Rommi Adany Putra Afauly seorang Mahasiswa Institut Teknologi Bandung (ITB) Fakultas Teknik Mesin dan Dirgantara (FTMD) Program Studi (Prodi) Teknik Mesin. Pria kelahiran Jakarta, 18 Desember 1999 yang akrab disapa Rommi, saat ini sedang mengembangkan sekolah nonformal bagi siswa Sekolah Menengah Atas (SMA)/sederajat dan lulusan SMA/sederajat yang diberi nama ‘Sakola Kembara’ guna mempersiapkan masuk perguruan tinggi. ‘Sakola Kembara’ ini sendiri berawal dari keresahannya akan isu pendidikan.
Proyek ‘Sakola Kembara’ juga digagas oleh Gebrak Indonesia, salah satu kegiatan kemahasiswaan di ITB yang bergerak di bidang community development.
Meskipun mengembangkan ‘Sakola Kembara’, Rommi berusaha untuk tetap menyeimbangkan perannya sebagai mahasiswa di bidang akademik.
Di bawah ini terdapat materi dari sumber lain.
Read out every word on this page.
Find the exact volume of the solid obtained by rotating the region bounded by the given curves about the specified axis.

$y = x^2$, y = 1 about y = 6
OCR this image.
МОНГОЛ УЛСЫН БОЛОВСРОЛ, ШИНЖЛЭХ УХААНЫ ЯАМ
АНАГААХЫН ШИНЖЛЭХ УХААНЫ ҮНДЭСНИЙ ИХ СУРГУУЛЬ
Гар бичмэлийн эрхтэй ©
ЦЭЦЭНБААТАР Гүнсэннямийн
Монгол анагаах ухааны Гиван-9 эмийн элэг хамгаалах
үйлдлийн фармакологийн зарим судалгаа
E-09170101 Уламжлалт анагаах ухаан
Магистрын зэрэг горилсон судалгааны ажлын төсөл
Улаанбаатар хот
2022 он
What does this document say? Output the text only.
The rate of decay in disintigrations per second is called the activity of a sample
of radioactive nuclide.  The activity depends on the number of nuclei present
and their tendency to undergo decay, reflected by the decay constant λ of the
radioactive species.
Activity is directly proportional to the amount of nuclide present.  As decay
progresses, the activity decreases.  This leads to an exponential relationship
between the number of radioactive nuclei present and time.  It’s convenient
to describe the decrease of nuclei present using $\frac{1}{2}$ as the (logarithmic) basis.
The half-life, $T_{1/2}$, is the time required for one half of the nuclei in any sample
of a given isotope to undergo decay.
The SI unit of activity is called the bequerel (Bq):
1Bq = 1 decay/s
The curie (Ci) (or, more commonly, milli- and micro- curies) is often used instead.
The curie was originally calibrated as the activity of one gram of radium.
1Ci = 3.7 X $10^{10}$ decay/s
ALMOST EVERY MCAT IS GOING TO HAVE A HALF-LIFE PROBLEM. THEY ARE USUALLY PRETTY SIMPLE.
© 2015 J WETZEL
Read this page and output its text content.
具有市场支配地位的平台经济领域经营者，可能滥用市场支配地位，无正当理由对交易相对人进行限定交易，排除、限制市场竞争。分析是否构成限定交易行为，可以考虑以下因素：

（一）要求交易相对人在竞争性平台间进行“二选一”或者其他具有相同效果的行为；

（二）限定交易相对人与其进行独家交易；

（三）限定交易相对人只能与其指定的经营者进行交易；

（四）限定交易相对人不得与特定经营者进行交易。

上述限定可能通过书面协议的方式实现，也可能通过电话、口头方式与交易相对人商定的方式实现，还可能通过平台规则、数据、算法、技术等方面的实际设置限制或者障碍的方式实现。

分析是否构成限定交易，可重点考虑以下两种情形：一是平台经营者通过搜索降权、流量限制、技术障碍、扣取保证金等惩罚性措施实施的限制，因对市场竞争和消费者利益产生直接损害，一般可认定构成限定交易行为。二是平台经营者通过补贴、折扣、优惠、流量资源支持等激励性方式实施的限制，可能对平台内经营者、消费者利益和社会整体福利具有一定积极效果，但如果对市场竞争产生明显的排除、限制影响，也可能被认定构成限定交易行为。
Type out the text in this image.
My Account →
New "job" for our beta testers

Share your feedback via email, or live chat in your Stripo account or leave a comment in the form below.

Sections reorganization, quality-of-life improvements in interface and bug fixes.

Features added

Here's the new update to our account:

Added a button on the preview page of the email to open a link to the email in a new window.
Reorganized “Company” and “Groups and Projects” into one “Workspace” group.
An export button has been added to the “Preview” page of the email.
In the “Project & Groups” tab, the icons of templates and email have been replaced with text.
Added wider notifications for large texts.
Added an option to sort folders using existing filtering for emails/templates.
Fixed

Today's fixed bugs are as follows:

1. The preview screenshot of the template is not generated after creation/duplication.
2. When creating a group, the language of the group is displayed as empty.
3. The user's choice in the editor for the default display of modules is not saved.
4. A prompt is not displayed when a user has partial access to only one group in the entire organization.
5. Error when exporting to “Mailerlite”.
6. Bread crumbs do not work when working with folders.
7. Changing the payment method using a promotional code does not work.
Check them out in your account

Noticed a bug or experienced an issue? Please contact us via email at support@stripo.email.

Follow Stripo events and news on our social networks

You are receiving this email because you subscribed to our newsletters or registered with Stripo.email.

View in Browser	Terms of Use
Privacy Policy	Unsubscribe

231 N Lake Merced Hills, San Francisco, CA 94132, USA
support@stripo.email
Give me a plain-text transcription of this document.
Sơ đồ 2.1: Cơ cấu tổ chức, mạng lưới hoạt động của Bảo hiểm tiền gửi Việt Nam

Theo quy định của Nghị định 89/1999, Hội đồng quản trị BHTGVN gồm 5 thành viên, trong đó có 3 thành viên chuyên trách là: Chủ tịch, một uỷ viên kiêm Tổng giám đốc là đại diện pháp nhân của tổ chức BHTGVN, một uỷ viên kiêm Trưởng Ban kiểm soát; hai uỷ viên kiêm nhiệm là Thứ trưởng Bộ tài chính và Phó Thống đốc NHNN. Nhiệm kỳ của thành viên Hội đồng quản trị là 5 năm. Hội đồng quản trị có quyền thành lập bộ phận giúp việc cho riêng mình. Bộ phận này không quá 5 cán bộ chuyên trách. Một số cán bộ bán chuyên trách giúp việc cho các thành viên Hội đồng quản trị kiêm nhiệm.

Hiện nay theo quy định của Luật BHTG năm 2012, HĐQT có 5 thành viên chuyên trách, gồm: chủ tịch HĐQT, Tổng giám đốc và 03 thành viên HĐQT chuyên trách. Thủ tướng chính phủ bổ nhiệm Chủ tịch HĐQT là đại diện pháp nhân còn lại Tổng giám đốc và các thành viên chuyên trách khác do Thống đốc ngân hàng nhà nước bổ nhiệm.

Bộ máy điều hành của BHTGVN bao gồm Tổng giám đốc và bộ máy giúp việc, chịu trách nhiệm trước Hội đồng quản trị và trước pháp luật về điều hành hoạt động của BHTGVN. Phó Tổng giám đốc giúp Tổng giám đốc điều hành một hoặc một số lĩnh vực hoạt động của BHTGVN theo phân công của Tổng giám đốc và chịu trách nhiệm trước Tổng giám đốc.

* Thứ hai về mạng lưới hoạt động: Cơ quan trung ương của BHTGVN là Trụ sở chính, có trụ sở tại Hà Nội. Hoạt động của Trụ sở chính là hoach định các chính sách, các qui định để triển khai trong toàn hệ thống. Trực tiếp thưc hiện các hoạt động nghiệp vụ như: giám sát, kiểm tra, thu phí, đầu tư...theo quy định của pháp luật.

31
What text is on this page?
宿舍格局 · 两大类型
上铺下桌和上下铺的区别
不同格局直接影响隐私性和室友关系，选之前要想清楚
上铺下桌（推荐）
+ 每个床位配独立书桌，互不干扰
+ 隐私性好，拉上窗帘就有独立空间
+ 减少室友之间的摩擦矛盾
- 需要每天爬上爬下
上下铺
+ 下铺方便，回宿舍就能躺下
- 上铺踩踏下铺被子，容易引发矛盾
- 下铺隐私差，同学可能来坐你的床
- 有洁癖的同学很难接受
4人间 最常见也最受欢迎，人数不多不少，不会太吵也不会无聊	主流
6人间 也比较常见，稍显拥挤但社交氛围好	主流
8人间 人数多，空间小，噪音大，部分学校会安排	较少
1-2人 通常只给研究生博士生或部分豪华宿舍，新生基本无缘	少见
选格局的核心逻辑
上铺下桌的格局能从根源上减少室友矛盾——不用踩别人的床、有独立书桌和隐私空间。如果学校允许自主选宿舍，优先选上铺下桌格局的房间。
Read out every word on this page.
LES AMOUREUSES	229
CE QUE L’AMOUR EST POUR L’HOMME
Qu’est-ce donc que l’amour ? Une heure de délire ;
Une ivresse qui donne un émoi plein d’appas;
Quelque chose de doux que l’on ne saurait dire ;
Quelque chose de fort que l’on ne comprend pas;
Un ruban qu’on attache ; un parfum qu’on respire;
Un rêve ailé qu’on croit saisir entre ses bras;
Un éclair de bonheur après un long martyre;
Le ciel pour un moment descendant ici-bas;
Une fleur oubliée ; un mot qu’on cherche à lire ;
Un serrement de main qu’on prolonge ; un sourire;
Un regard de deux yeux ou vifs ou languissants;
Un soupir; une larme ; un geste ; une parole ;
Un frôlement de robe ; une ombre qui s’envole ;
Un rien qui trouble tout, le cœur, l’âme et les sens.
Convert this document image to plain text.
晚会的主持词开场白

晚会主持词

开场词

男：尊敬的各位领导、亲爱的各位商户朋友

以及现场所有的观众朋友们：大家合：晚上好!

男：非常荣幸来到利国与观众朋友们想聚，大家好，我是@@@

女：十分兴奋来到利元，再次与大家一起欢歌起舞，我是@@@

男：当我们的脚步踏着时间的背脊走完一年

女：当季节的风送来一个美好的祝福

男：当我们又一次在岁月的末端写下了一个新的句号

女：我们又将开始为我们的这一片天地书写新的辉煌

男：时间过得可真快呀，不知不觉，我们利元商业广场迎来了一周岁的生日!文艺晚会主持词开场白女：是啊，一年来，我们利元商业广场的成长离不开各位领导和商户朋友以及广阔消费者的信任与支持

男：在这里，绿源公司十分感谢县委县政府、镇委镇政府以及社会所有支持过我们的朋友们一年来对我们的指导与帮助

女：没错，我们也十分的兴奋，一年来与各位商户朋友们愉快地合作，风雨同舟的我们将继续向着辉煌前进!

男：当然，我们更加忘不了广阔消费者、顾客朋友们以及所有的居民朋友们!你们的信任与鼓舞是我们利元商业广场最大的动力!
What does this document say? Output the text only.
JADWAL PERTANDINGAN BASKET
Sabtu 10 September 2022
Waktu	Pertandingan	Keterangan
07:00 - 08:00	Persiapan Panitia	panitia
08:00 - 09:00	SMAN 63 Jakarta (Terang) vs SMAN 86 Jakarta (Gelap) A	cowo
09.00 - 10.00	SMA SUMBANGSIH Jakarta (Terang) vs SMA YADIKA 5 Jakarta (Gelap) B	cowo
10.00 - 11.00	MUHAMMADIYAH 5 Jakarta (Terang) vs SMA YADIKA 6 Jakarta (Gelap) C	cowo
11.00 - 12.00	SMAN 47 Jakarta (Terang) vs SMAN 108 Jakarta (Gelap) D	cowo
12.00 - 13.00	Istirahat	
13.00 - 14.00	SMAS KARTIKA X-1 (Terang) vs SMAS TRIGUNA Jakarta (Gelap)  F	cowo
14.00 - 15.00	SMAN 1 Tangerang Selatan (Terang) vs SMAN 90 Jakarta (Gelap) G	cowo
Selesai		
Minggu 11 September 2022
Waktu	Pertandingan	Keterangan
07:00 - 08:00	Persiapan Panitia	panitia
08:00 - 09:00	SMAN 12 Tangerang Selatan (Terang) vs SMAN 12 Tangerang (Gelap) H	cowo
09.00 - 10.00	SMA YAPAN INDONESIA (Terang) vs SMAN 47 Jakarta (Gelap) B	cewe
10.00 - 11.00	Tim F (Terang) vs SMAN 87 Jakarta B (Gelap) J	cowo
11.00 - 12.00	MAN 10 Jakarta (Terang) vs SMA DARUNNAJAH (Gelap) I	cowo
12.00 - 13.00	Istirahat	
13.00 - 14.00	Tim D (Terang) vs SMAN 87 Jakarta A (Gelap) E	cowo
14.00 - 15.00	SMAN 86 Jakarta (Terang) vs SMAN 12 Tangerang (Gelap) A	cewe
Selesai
Hal tersebut terlihat ketika Rommi menerima Beasiswa Aktivis Nusantara (Baktinusa), dan juga perannya dalam kegiatan sosial seperti, berbaur bersama pada Rumah Belajar Sahaja, Gerakan Berbagi, dan menjadi guru les privat.
Kepada reporter Pabelan-online.com, Rommi menceritakan bagaimana awal mula pengembangan Sakola Kembara tersebut. Awalnya dari sebuah lingkup pertemanan di organisasi, pada saat itu mempunyai kegelisahan khusus dalam hal pendidikan dalam situasi pandemi.
Rommi yang pada saat itu masih dalam proyek di Desa Cinta Asih, Jawa Barat, memutuskan fokus tinggal di Desa tersebut dan mencari cara pengembangan pendidikan di desa tersebut.
“Ya pada dasarnya, berawal dari lingkar pertemanan saja,” ungkapnya, Minggu (5/3/2023).
Dalam pengembangannya, Rommi menuturkan bahwa ‘Sakola Kembara’ berganti-ganti guru pengajar. Namun tim inti ‘Sakola Kembara’ sendiri berjumlah enam orang dan sistem pengajar itu terbuka bagi siapapun.
Rommi menceritakan awal mula melakukan pengembangan ‘Sakola Kembara’ di Desa Cinta Asih, Jawa Barat. Pada saat itu, ia tinggal selama enam bulan dengan mengajak anak-anak yang ingin belajar bersama, supaya dibantu mengikuti ujian masuk Perguruan Tinggi Negeri (PTN). Hal itu dilakoninya dengan melakukan berbagai pengumuman, mendatangi ke acara-acara. Sayangnya, anak-anak di desa tersebut masih minim kesadaran untuk belajar bersama di ‘Sakola Kembara’.
Rommi juga menuturkan kendala dalam hal ekonomi, karena masih menjadi mahasiswa. Mengelola sekolah semacam itu tentunya tidak mudah. Terlebih pihak kampus juga tidak selalu menyediakan pendanaan. Rommi terkadang mengupayakan dana dari teman-temannya, alumni-alumni yang sudah bekerja, bahkan ke orang tua masing-masing.
“Belum ada pendanaan pasti, jadi selalu ada usaha khusus guna mencari pendanaan,” tuturnya.
Pengembangan Sakola Kembara saat ini, berfokus pada tempat baru yaitu di Cililin, Jawa Barat. Hal ini karena lokasi di Desa Cinta Asih terkendala dari segi lokasi dan terisolasi.
Ia menambahkan, ‘Sakola Kembara’ di Cililin dari 16 anak siswa yang dibina 11 diantaranya sudah berhasil masuk PTN yang diinginkan, dan sekarang ini sudah berjalan angkatan kedua.
Rommi menjelaskan, setiap orang mempunyai kepeduliannya terhadap isu-isu tertentu, kebetulan dirinya tertarik dengan isu pendidikan.
“Semoga dengan adanya ‘Sakola Kembara’ banyak anak-anak yang terbantu, dan di luar sana banyak ‘Sakola Kembara’ lainnya. Terlebih lagi dari aspek segi pendanaan semoga ada bantuan sehingga rekan-rekan hanya berfokus dalam hal pengajaran,” pesan Rommi menutup sesi obrolan.